ゆっくりと深呼吸をすると、急に左手の荷物が重さを取り戻した。壁の時計を見上げる。思っていた以上に時間が経っていた。よし、と呟き早足でグランドピアノに向かう。全ての荷物を椅子の脇に置き、カーテンへ。全てのカーテンを開け放ち、窓も全開にする。ひんやりとした風が吹き寄せるが、幸い風は穏やかで、朝家を出た時よりいくらか気温が上がっている。振り返り、後方の出入り口の引き戸も開けておく。
上着を脱いで部室の隅の椅子に掛け、黒い薄手のニットに着替える。長い袖を丁寧に折り畳んでまくり、同じようにまくったワイシャツの袖口をかぶせる。一度手を洗ってから戻り、隅々まで丹念に水気を拭き取る。
水で冷やされたばかりの指先が、もう熱を取り戻し始めていた。思わず大きく息をついてしまう。
「よし」
今度は確実に、自分への鼓舞だった。
普段より大きく椅子を引き、鍵盤蓋の縁に指をかけ、引き上げる。ずらりと並んだ白鍵と黒鍵に指先をあてがう。初めて触れた時の印象がうまく思い出せないくらい、二年間弾き続けた感触は今やしっくりと指に馴染み、懐かしさすら覚えるほどだった。学校の備品だと頭では理解していても、既に感覚が「自分の場所はここだ」と主張しているようだった。軽く手を乗せるだけで、勝手に脳の奥深くから次々に記憶が引き出されていく。過去の出来事、練習した曲、今から弾いてみたい曲のいくつか。それほどまでに、自分の記憶は音楽と密接に結びついているのだと実感させられた。
ゆっくりと屋根を開いて突上棒で支え、内部を覗き込み、埃の詰まっている箇所を検分する。調律検査カードを取り出して見ると、最後の調律日はちょうど一年前だった。
Cに人差し指を添え、押し込む。窓を開ける前にするべきだった、と少し後悔するも遅い。諦めて聴覚からピアノ以外の全ての音を追い出し、耳を傾ける。波打ちながら膨張し、減衰していく音を追う。もう一度、さらにもう一度。
――ザアアッ。
校庭の木々のざわめきが、はっきりと音を取り戻す。
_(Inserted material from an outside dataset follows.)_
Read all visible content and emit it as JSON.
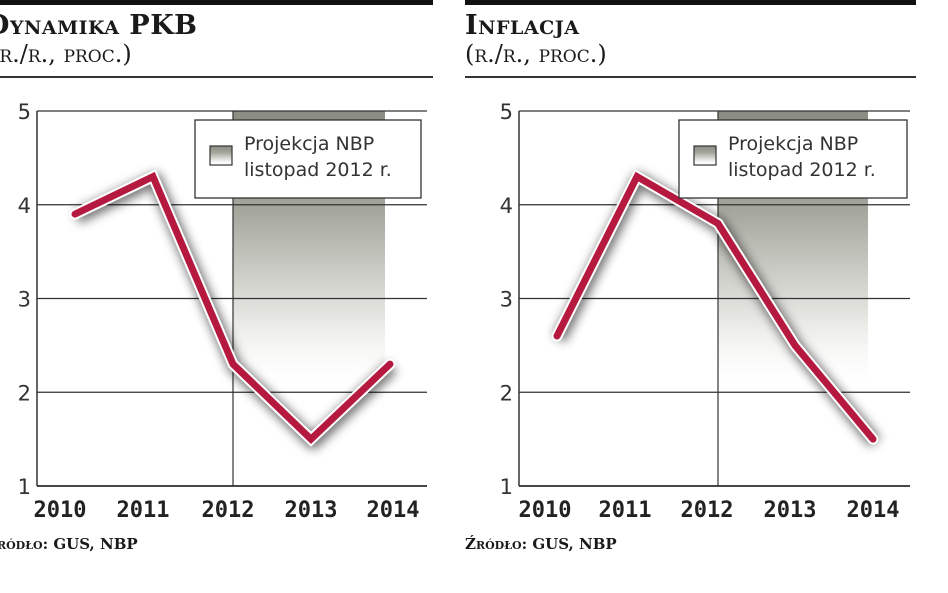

気のせいと言われればそれまでの範疇だが、やはりわずかに下がっている気がする。前回の調律は事前の告知もなく、いつの間にか終わっていた。何気なく目に留まったカードに新しい日付が書き加えられていたのを知った時、自分はどんな顔をしていたのだろう。こんなにも自分の記憶を占めているもののはずなのに、どうしても思い出せない。ただ、気付いた時には翔琉に何度か呼びかけられていた映像だけが、ぼんやりと頭に残っている。
学校の仕組みでそう決まっているだろうから、ただの生徒の一存でとやかく意見するのは難しいだろう。個人の私情が絡んでいるなら尚更だ。しかし、それでも副部長の権限とピアニストの権利でどうにか立ち合いの許可をもらえないだろうか、と考えずにはいられない。
クリーナーとクロスを手にする。耳の奥に少しだけ、沈んだCが残っている気がした。
この掃除を終えたら、最後の一年が始まるのだ。